Zur Erinnerung: Vier bis fünf Millionen Euro werden in den nächsten vier Jahren benötigt, um das völlig veraltete Leitungsnetz auf neuesten Stand zu bringen. Gemäß der Vorgaben aus dem Innenministerium wollte die Verwaltung für die erste Projektphase, die 800 000 Euro umfasst, so genannte Verbesserungsbeiträge von den Bürgern einholen. Doch dafür schien es Anfang Juni im Gemeinderat keine Mehrheit zu geben. Es wurde vielmehr bevorzugt, die Investition über eine Gebührenerhöhung und einen Zeitraum über 50 Jahre zurückzuholen. Auf Antrag der Freien Wähler wurde das Thema verschoben, Nunn nahm es dann ganz von der Agenda und ging beim Haushalt auf Nummer sicher. Auch mit Blick auf das fortgeschrittene Jahr.

Und 2017? „Das wird schwierig“, sagt der Rathaus-Chef. Er geht nicht davon aus, dass das Innenministerium einen Kredit gewährt – wenn sich nichts an der politischen Einstellung ändert.

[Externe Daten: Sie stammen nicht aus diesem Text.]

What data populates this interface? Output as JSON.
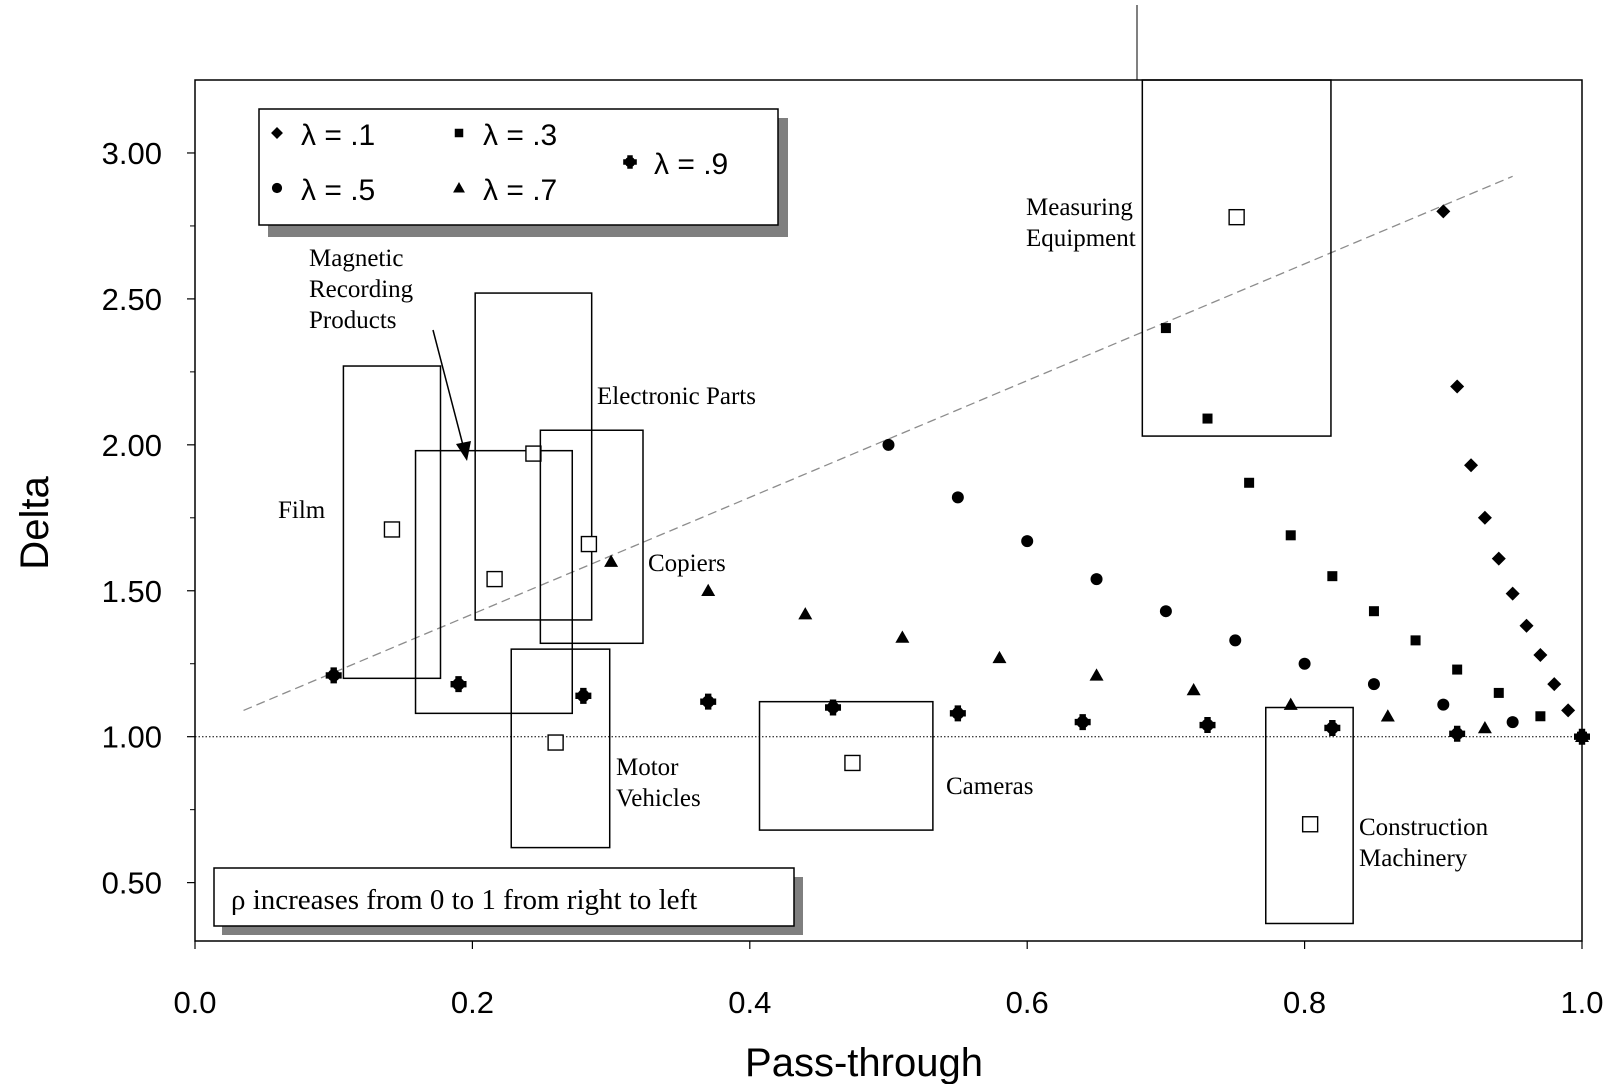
{
  "chart_data": {
    "type": "scatter",
    "xlabel": "Pass-through",
    "ylabel": "Delta",
    "xlim": [
      0.0,
      1.0
    ],
    "ylim": [
      0.3,
      3.25
    ],
    "x_ticks": [
      "0.0",
      "0.2",
      "0.4",
      "0.6",
      "0.8",
      "1.0"
    ],
    "y_ticks": [
      "0.50",
      "1.00",
      "1.50",
      "2.00",
      "2.50",
      "3.00"
    ],
    "grid": false,
    "legend_position": "top-left",
    "reference_line_y": 1.0,
    "trend_line": {
      "from": [
        0.035,
        1.09
      ],
      "to": [
        0.95,
        2.92
      ],
      "style": "dashed"
    },
    "series": [
      {
        "name": "λ = .1",
        "marker": "diamond",
        "x": [
          0.9,
          0.91,
          0.92,
          0.93,
          0.94,
          0.95,
          0.96,
          0.97,
          0.98,
          0.99,
          1.0
        ],
        "y": [
          2.8,
          2.2,
          1.93,
          1.75,
          1.61,
          1.49,
          1.38,
          1.28,
          1.18,
          1.09,
          1.0
        ]
      },
      {
        "name": "λ = .3",
        "marker": "square",
        "x": [
          0.7,
          0.73,
          0.76,
          0.79,
          0.82,
          0.85,
          0.88,
          0.91,
          0.94,
          0.97,
          1.0
        ],
        "y": [
          2.4,
          2.09,
          1.87,
          1.69,
          1.55,
          1.43,
          1.33,
          1.23,
          1.15,
          1.07,
          1.0
        ]
      },
      {
        "name": "λ = .5",
        "marker": "circle",
        "x": [
          0.5,
          0.55,
          0.6,
          0.65,
          0.7,
          0.75,
          0.8,
          0.85,
          0.9,
          0.95,
          1.0
        ],
        "y": [
          2.0,
          1.82,
          1.67,
          1.54,
          1.43,
          1.33,
          1.25,
          1.18,
          1.11,
          1.05,
          1.0
        ]
      },
      {
        "name": "λ = .7",
        "marker": "triangle",
        "x": [
          0.3,
          0.37,
          0.44,
          0.51,
          0.58,
          0.65,
          0.72,
          0.79,
          0.86,
          0.93,
          1.0
        ],
        "y": [
          1.6,
          1.5,
          1.42,
          1.34,
          1.27,
          1.21,
          1.16,
          1.11,
          1.07,
          1.03,
          1.0
        ]
      },
      {
        "name": "λ = .9",
        "marker": "plus-circle",
        "x": [
          0.1,
          0.19,
          0.28,
          0.37,
          0.46,
          0.55,
          0.64,
          0.73,
          0.82,
          0.91,
          1.0
        ],
        "y": [
          1.21,
          1.18,
          1.14,
          1.12,
          1.1,
          1.08,
          1.05,
          1.04,
          1.03,
          1.01,
          1.0
        ]
      }
    ],
    "industries": [
      {
        "label": "Film",
        "point": [
          0.142,
          1.71
        ],
        "x_range": [
          0.107,
          0.177
        ],
        "y_range": [
          1.2,
          2.27
        ],
        "label_pos": "left"
      },
      {
        "label": "Magnetic Recording Products",
        "point": [
          0.216,
          1.54
        ],
        "x_range": [
          0.159,
          0.272
        ],
        "y_range": [
          1.08,
          1.98
        ],
        "label_pos": "above-arrow"
      },
      {
        "label": "Electronic Parts",
        "point": [
          0.244,
          1.97
        ],
        "x_range": [
          0.202,
          0.286
        ],
        "y_range": [
          1.4,
          2.52
        ],
        "label_pos": "right"
      },
      {
        "label": "Copiers",
        "point": [
          0.284,
          1.66
        ],
        "x_range": [
          0.249,
          0.323
        ],
        "y_range": [
          1.32,
          2.05
        ],
        "label_pos": "right"
      },
      {
        "label": "Motor Vehicles",
        "point": [
          0.26,
          0.98
        ],
        "x_range": [
          0.228,
          0.299
        ],
        "y_range": [
          0.62,
          1.3
        ],
        "label_pos": "right"
      },
      {
        "label": "Cameras",
        "point": [
          0.474,
          0.91
        ],
        "x_range": [
          0.407,
          0.532
        ],
        "y_range": [
          0.68,
          1.12
        ],
        "label_pos": "right"
      },
      {
        "label": "Measuring Equipment",
        "point": [
          0.751,
          2.78
        ],
        "x_range": [
          0.683,
          0.819
        ],
        "y_range": [
          2.03,
          3.25
        ],
        "label_pos": "left"
      },
      {
        "label": "Construction Machinery",
        "point": [
          0.804,
          0.7
        ],
        "x_range": [
          0.772,
          0.835
        ],
        "y_range": [
          0.36,
          1.1
        ],
        "label_pos": "right"
      }
    ],
    "note": "ρ increases from 0 to 1 from right to left"
  },
  "colors": {
    "ink": "#000000",
    "shadow": "#7f7f7f",
    "trend": "#8c8c8c",
    "background": "#ffffff"
  }
}
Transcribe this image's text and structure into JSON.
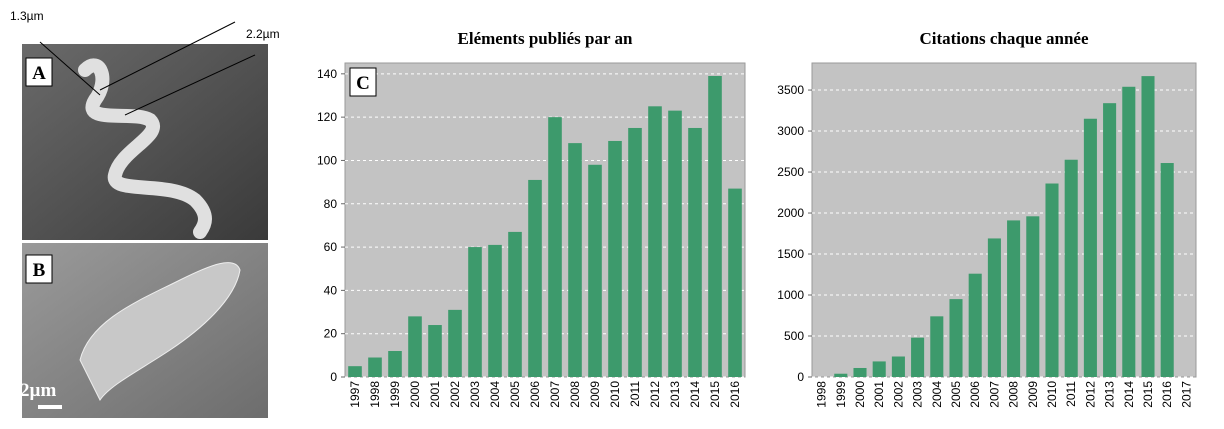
{
  "panels": [
    {
      "label": "A",
      "annotations": [
        "1.3µm",
        "2.2µm"
      ]
    },
    {
      "label": "B",
      "scale_bar": "2µm"
    }
  ],
  "chart_data": [
    {
      "type": "bar",
      "title": "Eléments publiés par an",
      "annotation": "C",
      "categories": [
        "1997",
        "1998",
        "1999",
        "2000",
        "2001",
        "2002",
        "2003",
        "2004",
        "2005",
        "2006",
        "2007",
        "2008",
        "2009",
        "2010",
        "2011",
        "2012",
        "2013",
        "2014",
        "2015",
        "2016"
      ],
      "values": [
        5,
        9,
        12,
        28,
        24,
        31,
        60,
        61,
        67,
        91,
        120,
        108,
        98,
        109,
        115,
        125,
        123,
        115,
        139,
        87
      ],
      "color": "#3d9a6c",
      "ylim": [
        0,
        145
      ],
      "yticks": [
        0,
        20,
        40,
        60,
        80,
        100,
        120,
        140
      ],
      "grid": true
    },
    {
      "type": "bar",
      "title": "Citations chaque année",
      "categories": [
        "1998",
        "1999",
        "2000",
        "2001",
        "2002",
        "2003",
        "2004",
        "2005",
        "2006",
        "2007",
        "2008",
        "2009",
        "2010",
        "2011",
        "2012",
        "2013",
        "2014",
        "2015",
        "2016",
        "2017"
      ],
      "values": [
        0,
        40,
        110,
        190,
        250,
        480,
        740,
        950,
        1260,
        1690,
        1910,
        1960,
        2360,
        2650,
        3150,
        3340,
        3540,
        3670,
        2610,
        0
      ],
      "color": "#3d9a6c",
      "ylim": [
        0,
        3830
      ],
      "yticks": [
        0,
        500,
        1000,
        1500,
        2000,
        2500,
        3000,
        3500
      ],
      "grid": true
    }
  ]
}
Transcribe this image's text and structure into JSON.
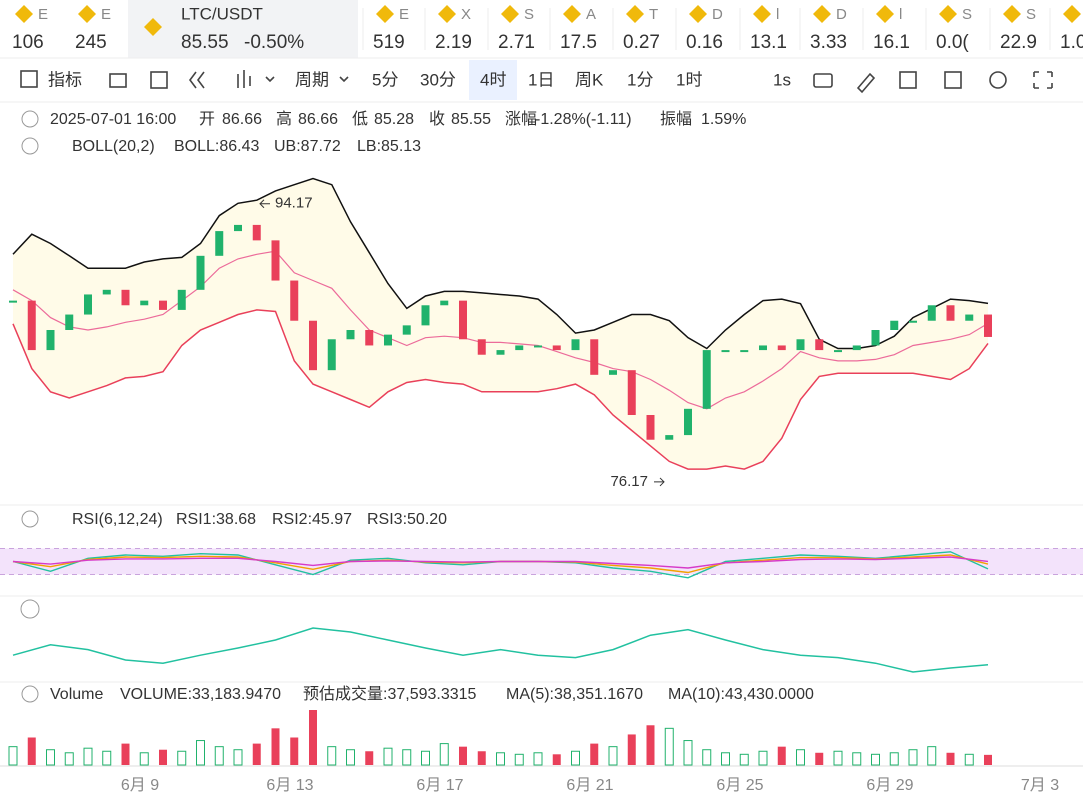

Nicht groß anders sieht es beim Thema Rathaus-Neubau aus. Er steht nicht einmal mehr im Investitionsplan für die nächsten Jahre. Auch im Wellenberg, „wird strukturell nichts passieren“, gibt Nunn den Weg vor. Natürlich würden Reparaturen gemacht. Mehr aber auch nicht. „Wie bei einem alten, das ich am Laufen halte, wenn ich mir kein neues kaufen kann.“

Mehr Verhandlungsspielraum sieht er jedoch bei Investitionen in den Hochwasserschutz. Derzeit laufe das Planfeststellungsverfahren für das Maßnahmen-Paket entlang der Großen Laine. Etwa 1,5 Millionen Euro muss die Gemeinde bis 2020 beisteuern. Geld, das aufgrund des sensiblen Themas eher über Kredit aufgenommen werden darf. Ähnlich ist es beim Kauf eines neuen Feuerwehr-Autos, für das mit einer halben Million Euro gerechnet wird.

Zahlen über Zahlen, langwierige politische Diskussion, schwierige Beratungen in München: Auf Nunn und die Gemeinde kommt in nächster Zeit noch sehr viel zu. Aktuell ist er aber erstmal froh, dass der Brief mit der Genehmigung vom Landratsamt angekommen ist. Wenigstens hinter dem Jahr 2016 kann schon mal ein Häckchen gemacht werden.